Recently, John Mayer has been generating some hype on the “PRS Stratocaster” he wore on stage in Boston, MA. Though it seems like PRS just went ahead and made a body style for Mayer that he’s comfortable with, many are feeding the rumor mill (including Mayer himself) with claims that a new PRS signature is on the way. With all this talk getting me in the PRS mood, I headed into the live room at zZounds HQ and picked up a stunning McCarty 594.
When pulling this off the rack, the eye drifts directly to the gorgeous curved top, carved similar to a violin that arcs back up once it hits binding. The flamed maple 10-top looks immaculate and powerful. The traditional PRS bird inlays are neat, and add a class to this guitar that sets it apart as a premier offering. This is about as good as it gets when all you want is a high-end PRS.
The back and neck are mahogany, an effective and deliberate choice Paul Reed Smith himself made in order emulate the warm tone of Les Paul of yesteryear. After all, the PRS McCarty series was crafted as a tribute to former Gibson CEO Ted McCarty, whom Smith had valued as a friend and mentor.
Playing this guitar was a distinctive experience. I was getting the feel of a Les Paul in some ways, but there was another nagging feeling of something different. The McCarty 594 plays like its own instrument. This is not a 100 percent emulation of any one guitar or brand, this is a PRS of the highest level and it uniquely shows in its play. The neck is wide and the body is thick for a solid-body: it feels powerful in the hand. Nothing was difficult to reach or fret. I can see Gibson players as well as the PRS faithful regarding this guitar in the highest degree.
The McCarty 594 features PRS 58/15 LT pickups with “push/pull” coil taps on the tone controls. The pickups are set up for a vintage tone, and in the humbucker mode they crunch right along with the best of the ’50s and ’60s Gibson pickups. Pushing this guitar through a Fender Vibrolux Reverb left me with tons of tonal options and kicking on the coil tap to “single” let a jangly Stratocaster-esque tone ring out through the speakers.
I kept the pickups on single-coil for the rest of the session. I was amazed with the tone this guitar got; almost a “wet” already mixed/compressed Stratocaster tone that would be perfect for jazz or R&B.

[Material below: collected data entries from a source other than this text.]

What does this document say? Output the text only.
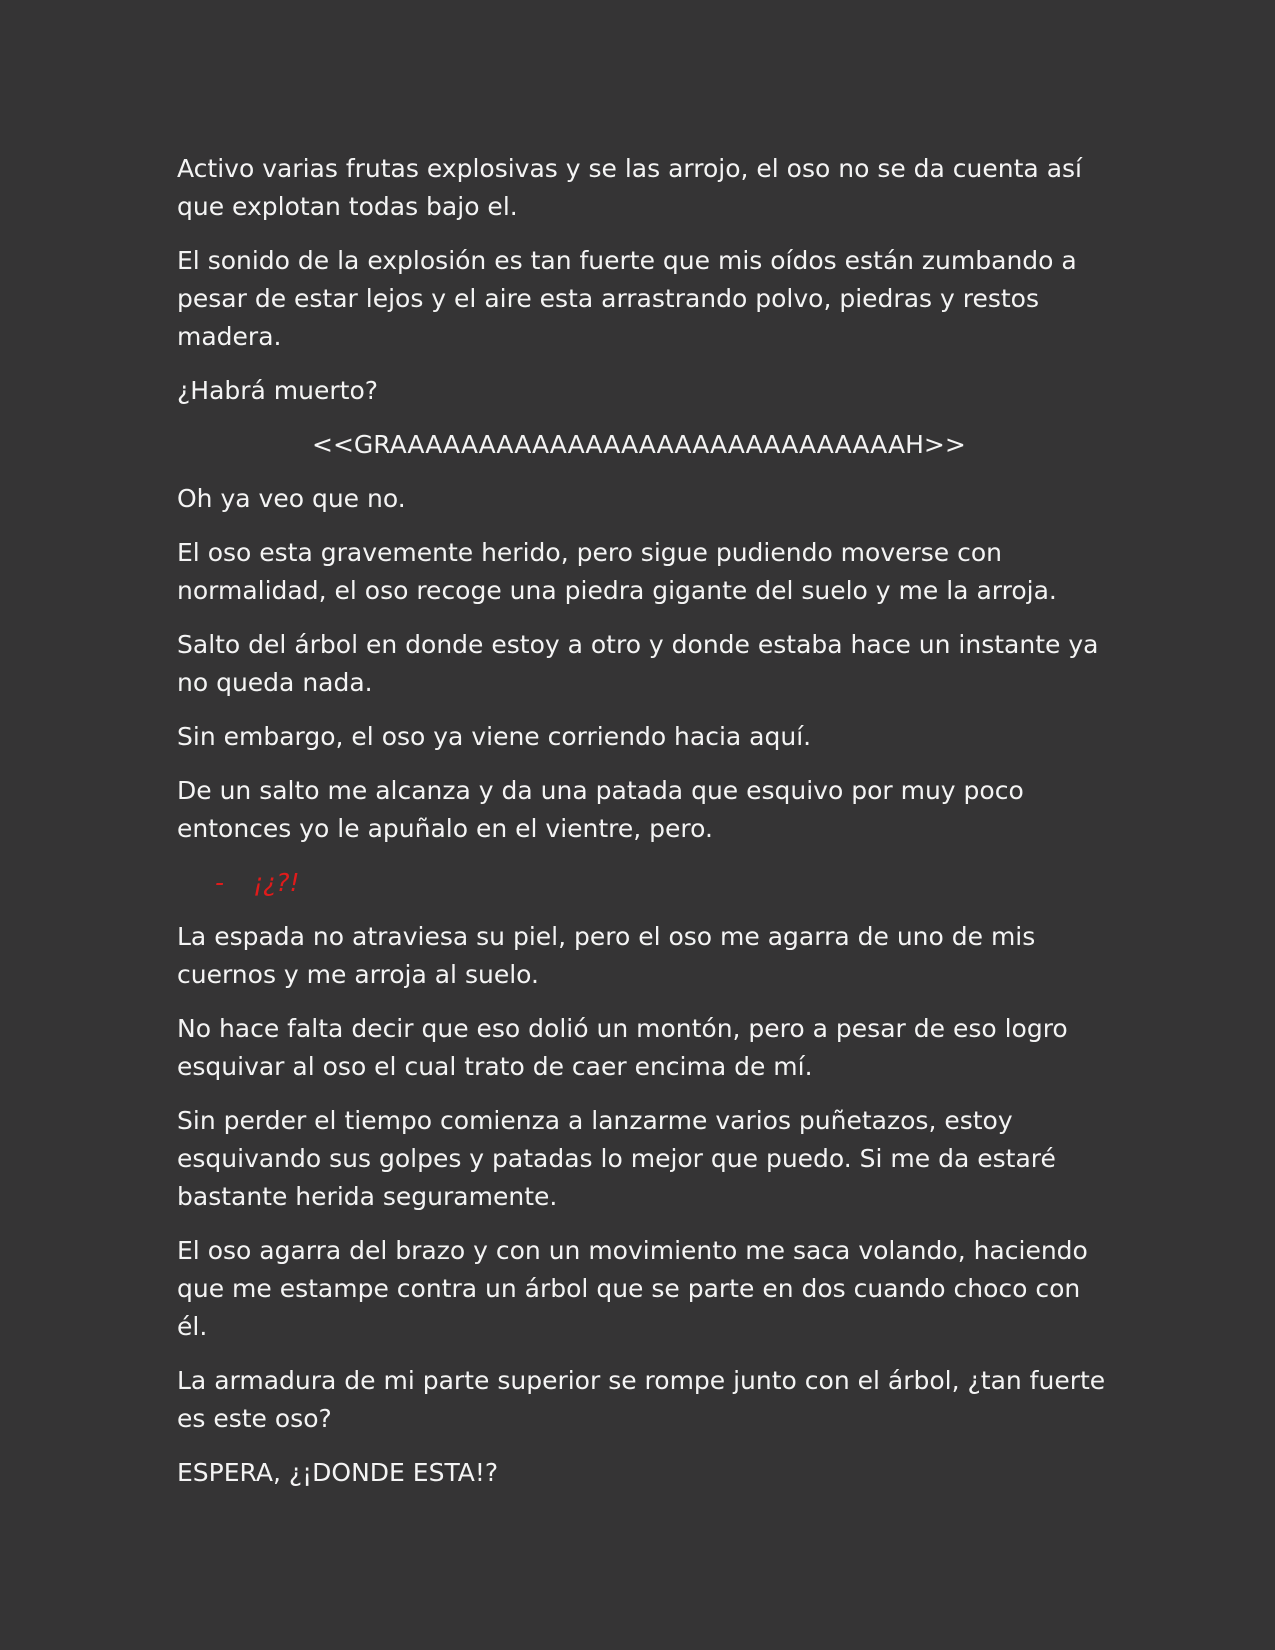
Activo varias frutas explosivas y se las arrojo, el oso no se da cuenta así que explotan todas bajo el.

El sonido de la explosión es tan fuerte que mis oídos están zumbando a pesar de estar lejos y el aire esta arrastrando polvo, piedras y restos madera.

¿Habrá muerto?

<<GRAAAAAAAAAAAAAAAAAAAAAAAAAAAAAH>>

Oh ya veo que no.

El oso esta gravemente herido, pero sigue pudiendo moverse con normalidad, el oso recoge una piedra gigante del suelo y me la arroja.

Salto del árbol en donde estoy a otro y donde estaba hace un instante ya no queda nada.

Sin embargo, el oso ya viene corriendo hacia aquí.

De un salto me alcanza y da una patada que esquivo por muy poco entonces yo le apuñalo en el vientre, pero.

-	¡¿?!

La espada no atraviesa su piel, pero el oso me agarra de uno de mis cuernos y me arroja al suelo.

No hace falta decir que eso dolió un montón, pero a pesar de eso logro esquivar al oso el cual trato de caer encima de mí.

Sin perder el tiempo comienza a lanzarme varios puñetazos, estoy esquivando sus golpes y patadas lo mejor que puedo. Si me da estaré bastante herida seguramente.

El oso agarra del brazo y con un movimiento me saca volando, haciendo que me estampe contra un árbol que se parte en dos cuando choco con él.

La armadura de mi parte superior se rompe junto con el árbol, ¿tan fuerte es este oso?

ESPERA, ¿¡DONDE ESTA!?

This guitar is for the PRS purist, someone who is with the company until the end. With its price tag, features and playability it is firmly in the “elite/performance” category of instruments. Such a high-end instrument can’t really be limited to a singular use (studio, tour, etc.) This is definitely a “forever guitar” — something that will be a workhorse, and will always sound great doing whatever is asked of it.